Nice, looks good!
What confuses me a little bit is that both the input
and modifier
attributes are optional:
public function addKeyboardInput(?input: String, ?modifier: String) {
This allows you to call the function without any parameters which seems a bit weird to me. I would propose this (you’re right that multiple modifiers should be allowed):
public function addKeyboardInput(input: String, ?modifiers: Array<String>) {
Also, modifiers and individual inputs should be bound together, right now (didn’t test it) it seems that if any modifier of one of the “input configurations/entries” isn’t pressed the entire action isn’t executed?
So what you should do is to use a common data structure for those input configurations (or how you call them). Maybe there could be a very small class holding this data (or a typedef which would be slower on static targets), let’s call it KeyboardActionEntry for example:
class KeyboardActionEntry {
// (default, null) -> make read-only
public var key(default, null): String;
public var modifiers(default, null): Array<String>;
// This is later called in addKeyboardInput(), which creates an empty
// modifier array if no modifiers are given.

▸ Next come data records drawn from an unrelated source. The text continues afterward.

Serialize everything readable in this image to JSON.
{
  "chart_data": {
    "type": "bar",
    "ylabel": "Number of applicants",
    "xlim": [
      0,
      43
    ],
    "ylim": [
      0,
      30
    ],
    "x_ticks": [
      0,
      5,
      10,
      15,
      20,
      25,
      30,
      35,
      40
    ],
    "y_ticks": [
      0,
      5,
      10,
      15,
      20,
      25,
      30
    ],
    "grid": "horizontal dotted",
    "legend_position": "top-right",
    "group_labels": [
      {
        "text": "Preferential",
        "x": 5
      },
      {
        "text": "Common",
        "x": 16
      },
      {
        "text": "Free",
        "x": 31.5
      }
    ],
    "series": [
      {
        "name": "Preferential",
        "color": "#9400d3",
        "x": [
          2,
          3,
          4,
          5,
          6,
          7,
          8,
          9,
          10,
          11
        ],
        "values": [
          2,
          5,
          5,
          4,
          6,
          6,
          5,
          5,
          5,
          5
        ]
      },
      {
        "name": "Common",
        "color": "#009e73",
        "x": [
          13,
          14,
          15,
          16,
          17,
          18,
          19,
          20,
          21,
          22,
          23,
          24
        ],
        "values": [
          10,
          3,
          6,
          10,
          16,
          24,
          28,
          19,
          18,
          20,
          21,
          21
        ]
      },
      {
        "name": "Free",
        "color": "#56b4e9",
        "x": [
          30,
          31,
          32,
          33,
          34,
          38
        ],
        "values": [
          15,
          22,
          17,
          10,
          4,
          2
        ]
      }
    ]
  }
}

This later allows you to
// iterate through all modifiers without checking if the array is null.
public function new(key: String, modifiers: Array<String>) {
this.key = key;
this.modifiers = modifiers;
}
}
There might be better ways than using a class, this is what came into my mind first.
In the InputAction
class:
public function addKeyboardInput(input: String, ?modifiers: Array<String>) {
// Create an empty modifier array if not passed
var mods = modifiers == null ? new Array<String>() : modifiers;
// keyboardInputs now needs to be declared as Array<KeyboardActionEntry>
keyboardInputs.push(new KeyboardActionEntry(input, modifiers);
}
Later you then iterate through all entries and check if one of them is actually started/down/released.
Again, just an idea
Depending on whether individual entries/configurations should be edited later it could make more sense to use haxe.ds.Vector
instead of arrays for the modifiers, vectors have a fixed size and are at least equally fast as arrays and often faster (depends on the target).
Just play around a bit with all those options, probably you come to better conclusions/solutions.